Sunday, June 19, 2011

Florida - Motorcyclist drags Sheriff's Deputy in traffic stop

OFF THE WIRE
Musto
MoralesThere are several ways to handle the inevitable traffic stop while riding a motorcycle.
However, riding off while the police officer has a firm grip on your shoulder isn’t the best idea, as a biker in Florida can attest from his prison cell.
Public attention and awe has come from a video recently released by the Palm Beach Sheriff’s Office of a traffic stop in March. A 62 year old deputy decided to stop a motorcyclist at a traffic light located at the end of an offramp from I-95.
The deputy, Mike Musto Sr. had witnessed 38-year-old Victor Morales speeding on the freeway on hist white sportsbike.

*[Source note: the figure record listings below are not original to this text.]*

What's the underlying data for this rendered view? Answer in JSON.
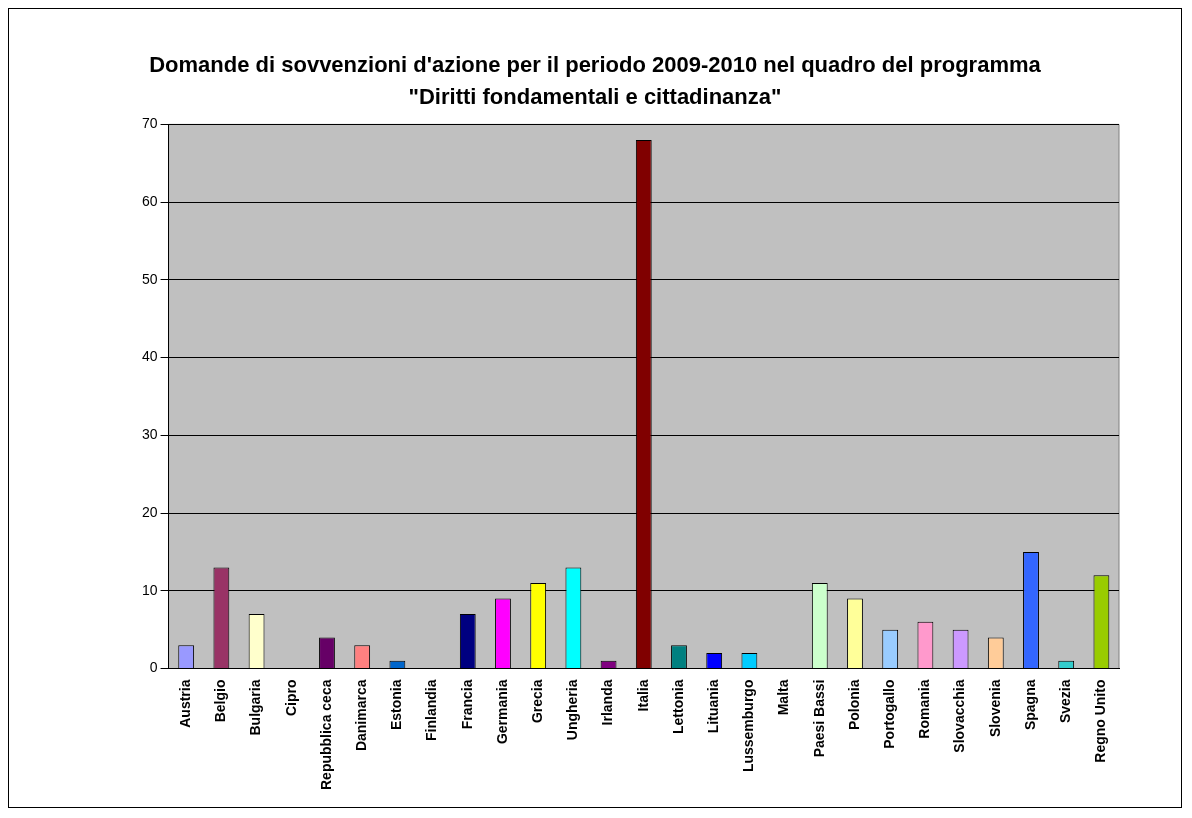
{
  "chart_data": {
    "type": "bar",
    "title": "Domande di sovvenzioni d'azione per il periodo 2009-2010 nel quadro del programma \"Diritti fondamentali e cittadinanza\"",
    "categories": [
      "Austria",
      "Belgio",
      "Bulgaria",
      "Cipro",
      "Repubblica ceca",
      "Danimarca",
      "Estonia",
      "Finlandia",
      "Francia",
      "Germania",
      "Grecia",
      "Ungheria",
      "Irlanda",
      "Italia",
      "Lettonia",
      "Lituania",
      "Lussemburgo",
      "Malta",
      "Paesi Bassi",
      "Polonia",
      "Portogallo",
      "Romania",
      "Slovacchia",
      "Slovenia",
      "Spagna",
      "Svezia",
      "Regno Unito"
    ],
    "values": [
      3,
      13,
      7,
      0,
      4,
      3,
      1,
      0,
      7,
      9,
      11,
      13,
      1,
      68,
      3,
      2,
      2,
      0,
      11,
      9,
      5,
      6,
      5,
      4,
      15,
      1,
      12
    ],
    "colors": [
      "#9999ff",
      "#993366",
      "#ffffcc",
      "#ccffff",
      "#660066",
      "#ff8080",
      "#0066cc",
      "#ccccff",
      "#000080",
      "#ff00ff",
      "#ffff00",
      "#00ffff",
      "#800080",
      "#800000",
      "#008080",
      "#0000ff",
      "#00ccff",
      "#ccffff",
      "#ccffcc",
      "#ffff99",
      "#99ccff",
      "#ff99cc",
      "#cc99ff",
      "#ffcc99",
      "#3366ff",
      "#33cccc",
      "#99cc00"
    ],
    "ylim": [
      0,
      70
    ],
    "yticks": [
      0,
      10,
      20,
      30,
      40,
      50,
      60,
      70
    ],
    "grid": "y",
    "legend": false
  }
}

As the Sheriff officer approached the motorcycle, Morales decided to speed away, but Musto had grabbed onto the riders shoulder.

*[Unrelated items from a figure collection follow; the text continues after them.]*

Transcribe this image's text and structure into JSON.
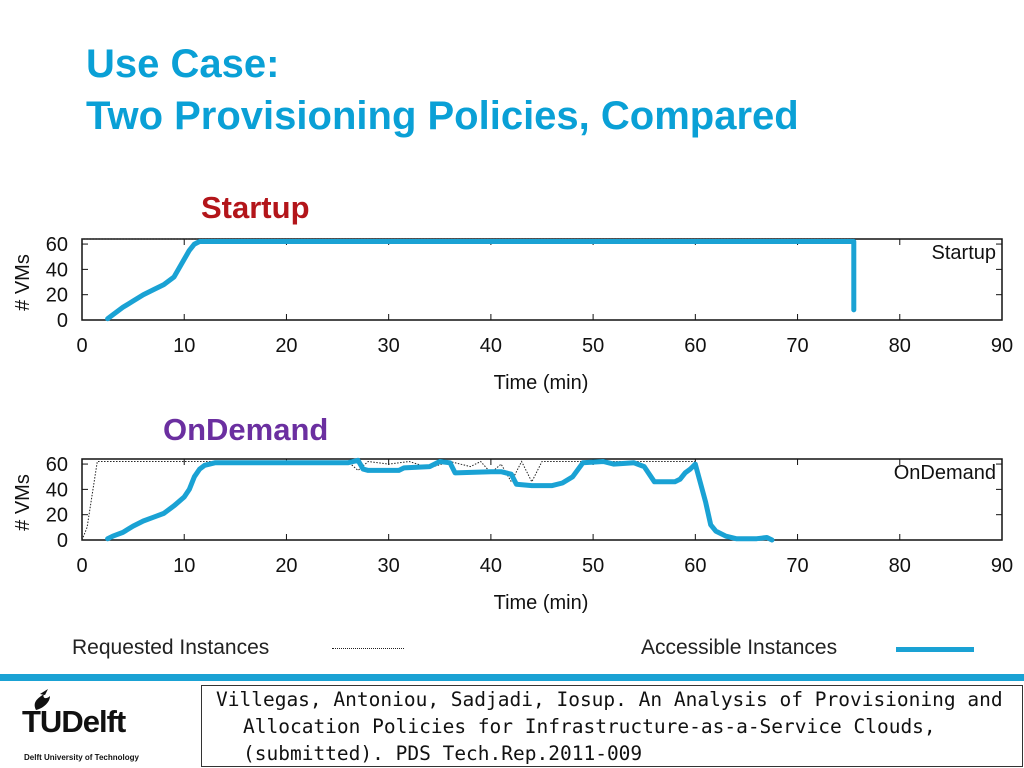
{
  "title": {
    "line1": "Use Case:",
    "line2": "Two Provisioning Policies, Compared"
  },
  "colors": {
    "title": "#0aa0d6",
    "startup_heading": "#b3151a",
    "ondemand_heading": "#6b2fa0",
    "accessible_line": "#1aa2d4",
    "requested_line": "#222222",
    "footer_bar": "#1aa2d4"
  },
  "chart_data": [
    {
      "type": "line",
      "heading": "Startup",
      "legend_label": "Startup",
      "xlabel": "Time (min)",
      "ylabel": "# VMs",
      "xlim": [
        0,
        90
      ],
      "ylim": [
        0,
        64
      ],
      "xticks": [
        0,
        10,
        20,
        30,
        40,
        50,
        60,
        70,
        80,
        90
      ],
      "yticks": [
        0,
        20,
        40,
        60
      ],
      "series": [
        {
          "name": "Requested Instances",
          "style": "dotted",
          "x": [
            0,
            10,
            11,
            75.5
          ],
          "y": [
            64,
            64,
            64,
            64
          ]
        },
        {
          "name": "Accessible Instances",
          "style": "thick",
          "x": [
            2.5,
            3,
            4,
            5,
            6,
            7,
            8,
            9,
            9.5,
            10,
            10.5,
            11,
            11.5,
            75.5,
            75.5,
            75.5
          ],
          "y": [
            1,
            4,
            10,
            15,
            20,
            24,
            28,
            34,
            41,
            48,
            55,
            60,
            62,
            62,
            62,
            8
          ]
        }
      ]
    },
    {
      "type": "line",
      "heading": "OnDemand",
      "legend_label": "OnDemand",
      "xlabel": "Time (min)",
      "ylabel": "# VMs",
      "xlim": [
        0,
        90
      ],
      "ylim": [
        0,
        64
      ],
      "xticks": [
        0,
        10,
        20,
        30,
        40,
        50,
        60,
        70,
        80,
        90
      ],
      "yticks": [
        0,
        20,
        40,
        60
      ],
      "series": [
        {
          "name": "Requested Instances",
          "style": "dotted",
          "x": [
            0,
            0.5,
            1.5,
            10,
            26,
            27,
            28,
            30,
            32,
            34,
            36,
            38,
            39,
            40,
            41,
            42,
            43,
            44,
            45,
            46,
            48,
            52,
            56,
            60
          ],
          "y": [
            0,
            10,
            62,
            62,
            62,
            55,
            62,
            60,
            62,
            57,
            62,
            58,
            62,
            53,
            60,
            46,
            62,
            46,
            62,
            62,
            62,
            62,
            62,
            62
          ]
        },
        {
          "name": "Accessible Instances",
          "style": "thick",
          "x": [
            2.5,
            3,
            4,
            5,
            6,
            7,
            8,
            9,
            10,
            10.5,
            11,
            11.5,
            12,
            13,
            26,
            27,
            27.5,
            28,
            31,
            31.5,
            34,
            35,
            36,
            36.5,
            40,
            41,
            42,
            42.5,
            44,
            46,
            47,
            48,
            49,
            51,
            52,
            54,
            55,
            56,
            57,
            58,
            58.5,
            59,
            59.5,
            60,
            61,
            61.5,
            62,
            63,
            64,
            65,
            66,
            67,
            67.5
          ],
          "y": [
            1,
            3,
            6,
            11,
            15,
            18,
            21,
            27,
            34,
            40,
            50,
            56,
            59,
            61,
            61,
            63,
            56,
            55,
            55,
            57,
            58,
            62,
            61,
            53,
            54,
            54,
            52,
            44,
            43,
            43,
            45,
            50,
            61,
            62,
            60,
            61,
            58,
            46,
            46,
            46,
            48,
            53,
            56,
            60,
            30,
            12,
            7,
            3,
            1,
            1,
            1,
            2,
            0
          ]
        }
      ]
    }
  ],
  "legend": {
    "requested": "Requested Instances",
    "accessible": "Accessible Instances"
  },
  "footer": {
    "logo_text": "TUDelft",
    "logo_subtitle": "Delft University of Technology",
    "logo_icon": "flame-icon",
    "citation": "Villegas, Antoniou, Sadjadi, Iosup. An Analysis of Provisioning and Allocation Policies for Infrastructure-as-a-Service Clouds, (submitted). PDS Tech.Rep.2011-009"
  }
}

The graphic video shows the rider dragging the sheriff’s deputy across the intersection for nearly 200 hundred feet, and reaching speeds of forty miles per hour.

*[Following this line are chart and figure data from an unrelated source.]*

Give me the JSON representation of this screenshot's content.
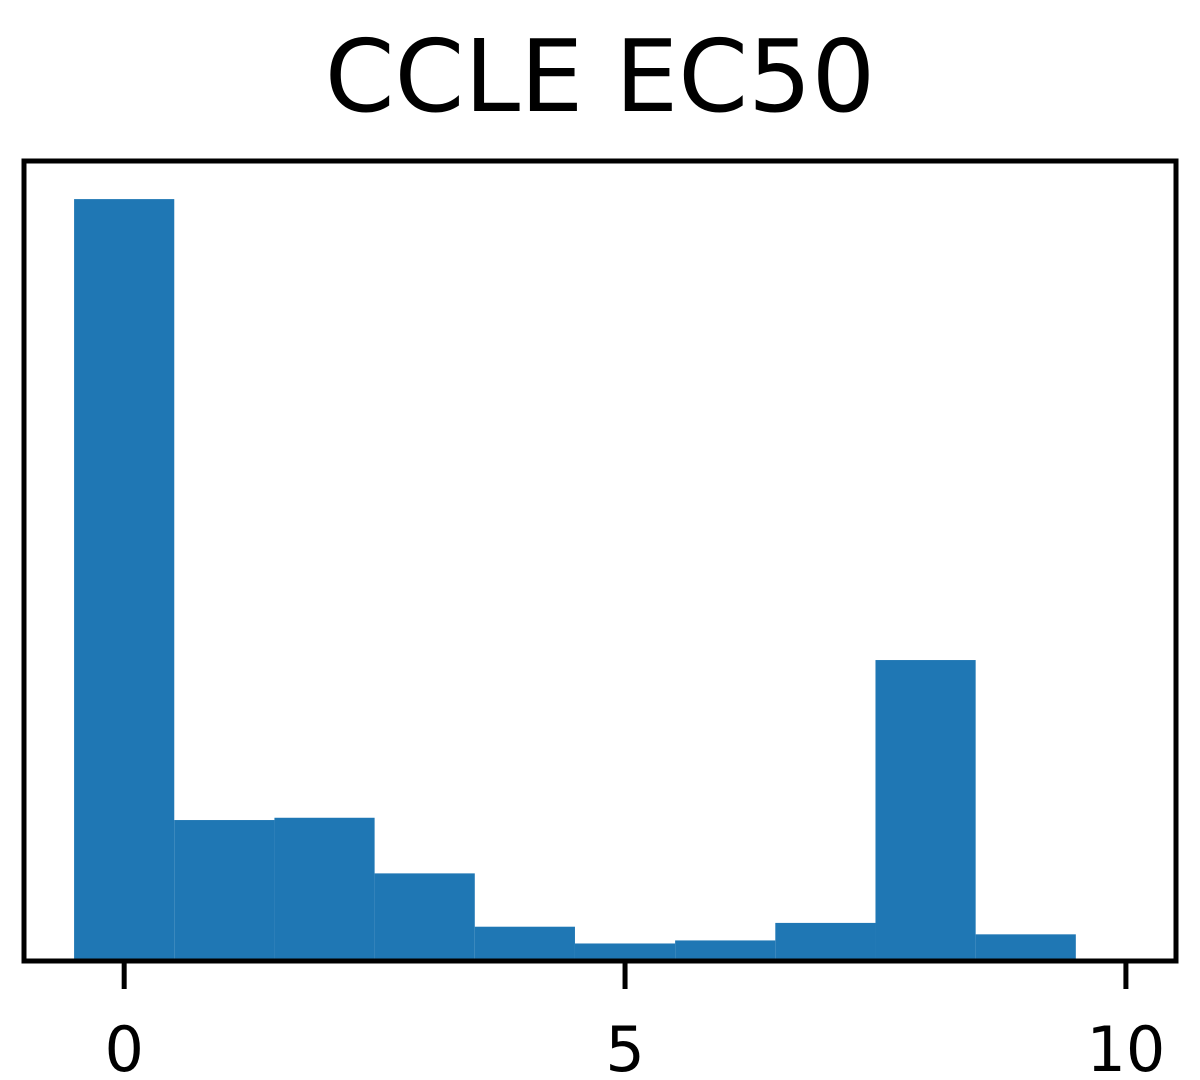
{
  "chart_data": {
    "type": "bar",
    "title": "CCLE EC50",
    "xlabel": "",
    "ylabel": "",
    "bins": [
      {
        "x0": -0.5,
        "x1": 0.5,
        "value": 100
      },
      {
        "x0": 0.5,
        "x1": 1.5,
        "value": 18.5
      },
      {
        "x0": 1.5,
        "x1": 2.5,
        "value": 18.8
      },
      {
        "x0": 2.5,
        "x1": 3.5,
        "value": 11.5
      },
      {
        "x0": 3.5,
        "x1": 4.5,
        "value": 4.5
      },
      {
        "x0": 4.5,
        "x1": 5.5,
        "value": 2.3
      },
      {
        "x0": 5.5,
        "x1": 6.5,
        "value": 2.7
      },
      {
        "x0": 6.5,
        "x1": 7.5,
        "value": 5.0
      },
      {
        "x0": 7.5,
        "x1": 8.5,
        "value": 39.5
      },
      {
        "x0": 8.5,
        "x1": 9.5,
        "value": 3.5
      },
      {
        "x0": 9.5,
        "x1": 10.5,
        "value": 0
      }
    ],
    "xlim": [
      -1,
      10.5
    ],
    "ylim": [
      0,
      105
    ],
    "xticks": [
      0,
      5,
      10
    ],
    "xtick_labels": [
      "0",
      "5",
      "10"
    ],
    "yticks_visible": false,
    "grid": false,
    "bar_color": "#1f77b4"
  }
}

"I couldn't let go," Musto told reporters at a press conference yesterday, "I would've gone face first into the pavement. So I held on for whatever I was worth."
As soon as the deputy did decide to let go, he ran back to his police car and tried to give a description of the motorcyclist on the radio.
Conflicting reports have surfaced in the next part of the story. One news agency has reported the motorcycle was spotted in a shopping plaza parking lot in the next city by another police department, while another claims an officer recognized a snapshot of the rider.
It was his barber.
When police arrived at the barber shop Morales worked in, they found a matching motorcycle, jacket and helmet to those seen in the police video.
Morales was charged with aggravated assault on a law enforcement officer, fleeing and eluding, and resisting arrest with violence.
Morales hasn’t made a public statement about the incident.
After suffering "a lot of road rash," Musto was back to patrolling the streets the following Monday.
"Everything turned out well," Musto said. "The good thing is we got this guy off the streets."